The fact that each CrateDB node in a cluster is equal allows applications and users to connect to any node and get the same response for the same operations. As already described in section Components of a CrateDB Node, the SQL handler is responsible handling incoming client SQL requests, either using the HTTP, transport protocol or PostgreSQL wire protocol. The “handler node” that accepts the client request also returns the response to the client. It does neither redirect nor delegate the request to a different nodes. The handler node parses the incoming request into a syntax tree, analyzes it and creates an execution plan locally. Then the operations of the plan are executed in a distributed manner. The upstream of the final phase of the execution is always the handler which then returns the response to the client.

Application use case ¶

In a conventional setup of an application using a primary-secondary database the deployed stack looks similar to this:

../_images/conventional-deployment.png — Figure 4¶

Conventional deployment of an application-database stack.
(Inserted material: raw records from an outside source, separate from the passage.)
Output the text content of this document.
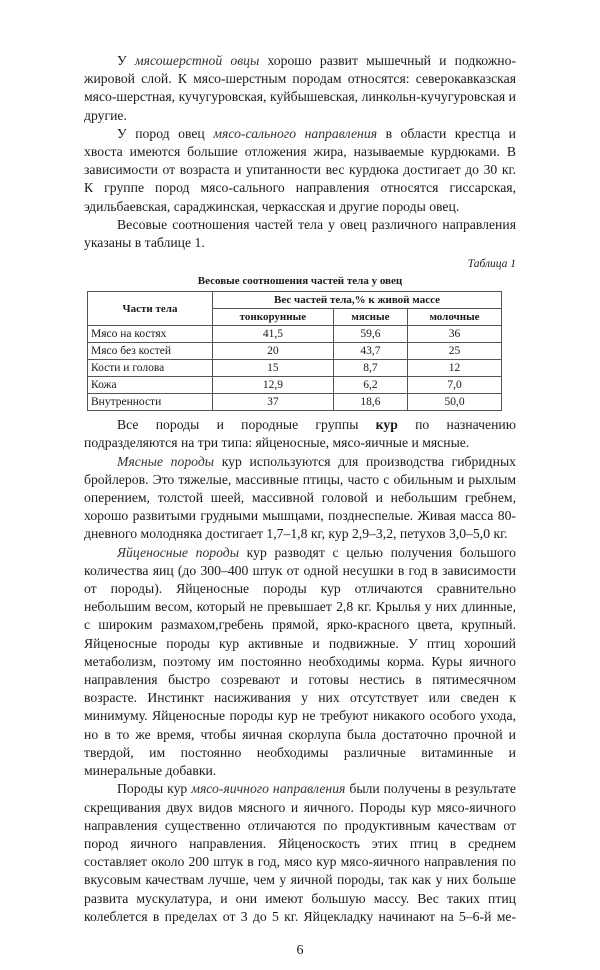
У мясошерстной овцы хорошо развит мышечный и подкожно-жировой слой. К мясо-шерстным породам относятся: северокавказская мясо-шерстная, кучугуровская, куйбышевская, линкольн-кучугуровская и другие.

У пород овец мясо-сального направления в области крестца и хвоста имеются большие отложения жира, называемые курдюками. В зависимости от возраста и упитанности вес курдюка достигает до 30 кг. К группе пород мясо-сального направления относятся гиссарская, эдильбаевская, сараджинская, черкасская и другие породы овец.

Весовые соотношения частей тела у овец различного направления указаны в таблице 1.

Таблица 1
Весовые соотношения частей тела у овец
Части тела	Вес частей тела,% к живой массе		
	тонкорунные	мясные	молочные
Мясо на костях	41,5	59,6	36
Мясо без костей	20	43,7	25
Кости и голова	15	8,7	12
Кожа	12,9	6,2	7,0
Внутренности	37	18,6	50,0

Все породы и породные группы кур по назначению подразделяются на три типа: яйценосные, мясо-яичные и мясные.

Мясные породы кур используются для производства гибридных бройлеров. Это тяжелые, массивные птицы, часто с обильным и рыхлым оперением, толстой шеей, массивной головой и небольшим гребнем, хорошо развитыми грудными мышцами, позднеспелые. Живая масса 80-дневного молодняка достигает 1,7–1,8 кг, кур 2,9–3,2, петухов 3,0–5,0 кг.

Яйценосные породы кур разводят с целью получения большого количества яиц (до 300–400 штук от одной несушки в год в зависимости от породы). Яйценосные породы кур отличаются сравнительно небольшим весом, который не превышает 2,8 кг. Крылья у них длинные, с широким размахом,гребень прямой, ярко-красного цвета, крупный. Яйценосные породы кур активные и подвижные. У птиц хороший метаболизм, поэтому им постоянно необходимы корма. Куры яичного направления быстро созревают и готовы нестись в пятимесячном возрасте. Инстинкт насиживания у них отсутствует или сведен к минимуму. Яйценосные породы кур не требуют никакого особого ухода, но в то же время, чтобы яичная скорлупа была достаточно прочной и твердой, им постоянно необходимы различные витаминные и минеральные добавки.

Породы кур мясо-яичного направления были получены в результате скрещивания двух видов мясного и яичного. Породы кур мясо-яичного направления существенно отличаются по продуктивным качествам от пород яичного направления. Яйценоскость этих птиц в среднем составляет около 200 штук в год, мясо кур мясо-яичного направления по вкусовым качествам лучше, чем у яичной породы, так как у них больше развита мускулатура, и они имеют большую массу. Вес таких птиц колеблется в пределах от 3 до 5 кг. Яйцекладку начинают на 5–6-й ме-

6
However, this given setup does not scale because all application servers use the same, single entry point to the database for writes (the application can still read from secondaries) and if that entry point is unavailable the complete stack is broken.

Choosing a shared nothing architecture allows DevOps to deploy their applications in an “elastic” manner without SPoF. The idea is to extend the shared nothing architecture from the database to the application which in most cases is stateless already.

../_images/shared-nothing-deployment.png — Figure 5¶

Elastic deployment making use of the shared nothing architecture.

If you deploy an instance of CrateDB together with every application server you will be able to dynamically scale up and down your database backend depending on your needs. The application only needs to communicate to its “bound” CrateDB instance on localhost. The load balancer tracks the health of the hosts and if either the application or the database on a single host fails the complete host will taken out of the load balancing.